As movers and trucks came to dismantle my life piece by piece, I felt I was crumbling along with the rotten wood on the porch. But it was the piano that broke me open to tears. I hadn’t played it in years, and yet when they came to load it, I sat on the bench before my Steinway and began to play Beethoven’s Moonlight Sonata. My fingers remembered the score and fluttered over the keys, heartache thrust upon the ivory and ebony as the music came alive. My sons watched with clenched fists, as if they would fight someone to keep the instrument.
The movers, two large men sweating in the late-August heat, watched me too and didn’t move.
“Ma’am,” one said, “would you like us to leave this?”
“It can’t be taken on a ship,” I said. “It has to go.”
“Mommy?” Davy came to sit next to me on the piano bench. He wiped my wet face with his small hand. “Don’t cry. Remember that story you told us? The one about the man waiting in the forest? Think about that instead.”
Oh, the wisdom of small children.
One sad night after the house had sold, I’d told them a story of two young children lost in the woods who stumbled upon the house of a shepherd—an ivy-covered cottage that very much resembled the Kilns, a pond that very much imitated their lake, and an old man who looked very much like Jack. It had been my way of telling my boys that yes, we were lost and scared, but we would find our way.
Now it was my son who comforted me with the same story.
As Jack had written to me, the world holds a long sordid history of man searching for happiness in everything but God.
No more would I do so—or at least that was my intent, an intent I would again and again forget and again and again remember. I gently closed the piano top and then stood. I turned my back to avoid seeing the men take my Steinway, and we set off to the creek. The boys fished for carp, and I picked apples from the orchard for the last time.
Joy:
Dear Jack and Warnie,
I have done it. The house is sold and we shall be in London come November.
Jack:
This is jolly news, the best I’ve heard in weeks. Between sinus infections and examinations and student demands, I have been fathoms deep. We shall see you soon. And as you know, if there is any kind of help that you need, Warnie and I are here for you.
In October my sons and I moved into a boarding house on the winter-whipped bay in New Rochelle, New York, where we shared a kitchen with other women, bided our time, and waited for our departure on November 13.
I prayed fervently, out loud, silently, all day. Whatever kinds of prayers there were, I prayed them. Begging. Repenting. All of them to carry us toward a new life. While my boys played on the sandy beach, foraging for shells and discovering sea life carcasses as treasure, I prepared for the journey. Bill had finally ceased fighting our leaving, exhausted in his own right as I was, and he promised that money would be waiting for us at Phyl’s house.

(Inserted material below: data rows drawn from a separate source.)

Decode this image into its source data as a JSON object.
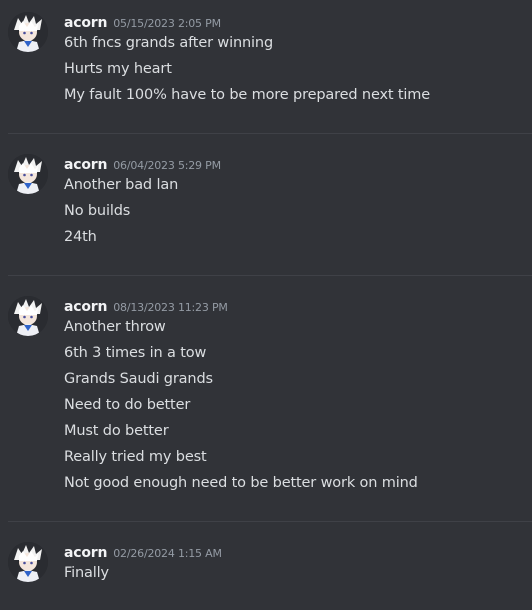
{
  "messages": [
    {
      "username": "acorn",
      "timestamp": "05/15/2023 2:05 PM",
      "lines": [
        "6th fncs grands after winning",
        "Hurts my heart",
        "My fault 100% have to be more prepared next time"
      ]
    },
    {
      "username": "acorn",
      "timestamp": "06/04/2023 5:29 PM",
      "lines": [
        "Another bad lan",
        "No builds",
        "24th"
      ]
    },
    {
      "username": "acorn",
      "timestamp": "08/13/2023 11:23 PM",
      "lines": [
        "Another throw",
        "6th 3 times in a tow",
        "Grands Saudi grands",
        "Need to do better",
        "Must do better",
        "Really tried my best",
        "Not good enough need to be better work on mind"
      ]
    },
    {
      "username": "acorn",
      "timestamp": "02/26/2024 1:15 AM",
      "lines": [
        "Finally"
      ]
    }
  ]
}
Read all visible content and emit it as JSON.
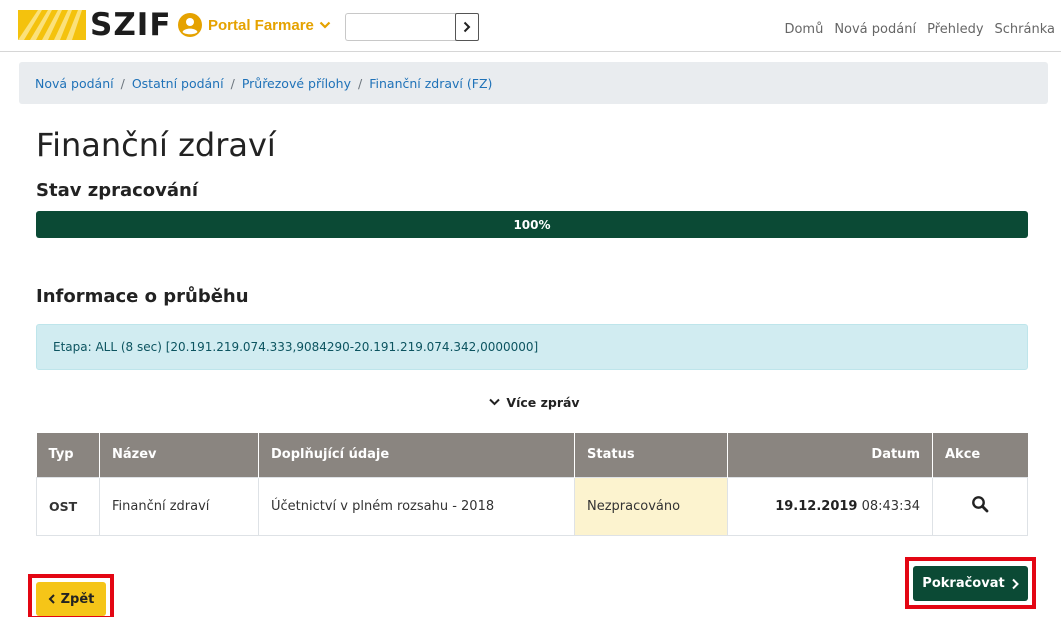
{
  "header": {
    "logo_text": "SZIF",
    "portal_label": "Portal Farmare",
    "search_value": "",
    "nav": [
      "Domů",
      "Nová podání",
      "Přehledy",
      "Schránka"
    ]
  },
  "breadcrumb": [
    "Nová podání",
    "Ostatní podání",
    "Průřezové přílohy",
    "Finanční zdraví (FZ)"
  ],
  "page_title": "Finanční zdraví",
  "stav_title": "Stav zpracování",
  "progress": {
    "value": 100,
    "label": "100%"
  },
  "info_title": "Informace o průběhu",
  "info_message": "Etapa: ALL (8 sec) [20.191.219.074.333,9084290-20.191.219.074.342,0000000]",
  "more_label": "Více zpráv",
  "table": {
    "headers": [
      "Typ",
      "Název",
      "Doplňující údaje",
      "Status",
      "Datum",
      "Akce"
    ],
    "rows": [
      {
        "typ": "OST",
        "nazev": "Finanční zdraví",
        "doplnujici": "Účetnictví v plném rozsahu - 2018",
        "status": "Nezpracováno",
        "datum_date": "19.12.2019",
        "datum_time": "08:43:34",
        "akce_icon": "search-icon"
      }
    ]
  },
  "buttons": {
    "back": "Zpět",
    "next": "Pokračovat"
  },
  "colors": {
    "primary_green": "#0b4a35",
    "accent_yellow": "#f5c518",
    "highlight_red": "#e30613",
    "info_bg": "#d1ecf1"
  }
}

It seemed impossible, but my entire life’s belongings had been distilled to this—four trunks, three suitcases, and tickets to England on the SS Britannic for an eight-day journey to London.
PART IV
ENGLAND
November 1953–July 1960
ASLAN
“Safe?” said Mr. Beaver. “Don’t you hear what
Mrs. Beaver tells you? Who said anything about
safe? ’Course he isn’t safe. But he’s good.”
THE LION, THE WITCH AND THE WARDROBE, C. S. LEWIS
CHAPTER 32
I wish you were the woman, I the man;
I’d get you over your sweet shudderings
“SONNET XXXVII,” JOY DAVIDMAN
November 1953
England embraced us with cold, foggy arms. Douglas had turned eight years old on the Britannic in the midst of a gale fierce and wild. He’d clung to me and wondered in dramatic fashion if we would make it to the port alive. Well, we did. Alive and bedraggled and quite nervous.
Life is ahead.
Whatever dreams or fantasies I’d formulated of our romantic arrival in England evaporated in the soggy air as Davy stood on the dock and declared, “I don’t like it here. It’s ugly and cold.”
I’d arranged for us to stay at Avoca House Hotel, near Phyl and her son, Robyn, in the convenient London neighborhood I’d already come to know. When we arrived, Davy clung to me in fear and Douglas was wide-eyed with hesitant wonder. My sons hid behind me as we entered the boarding house, seeking tea and biscuits on our first morning.
“Mommy, I want to go home.” Davy’s voice cracked under the exhaustion and unfamiliarity.
“Davy.” I cupped his chin in my hands as the clerk came to check us in and give us our key. “This is home.”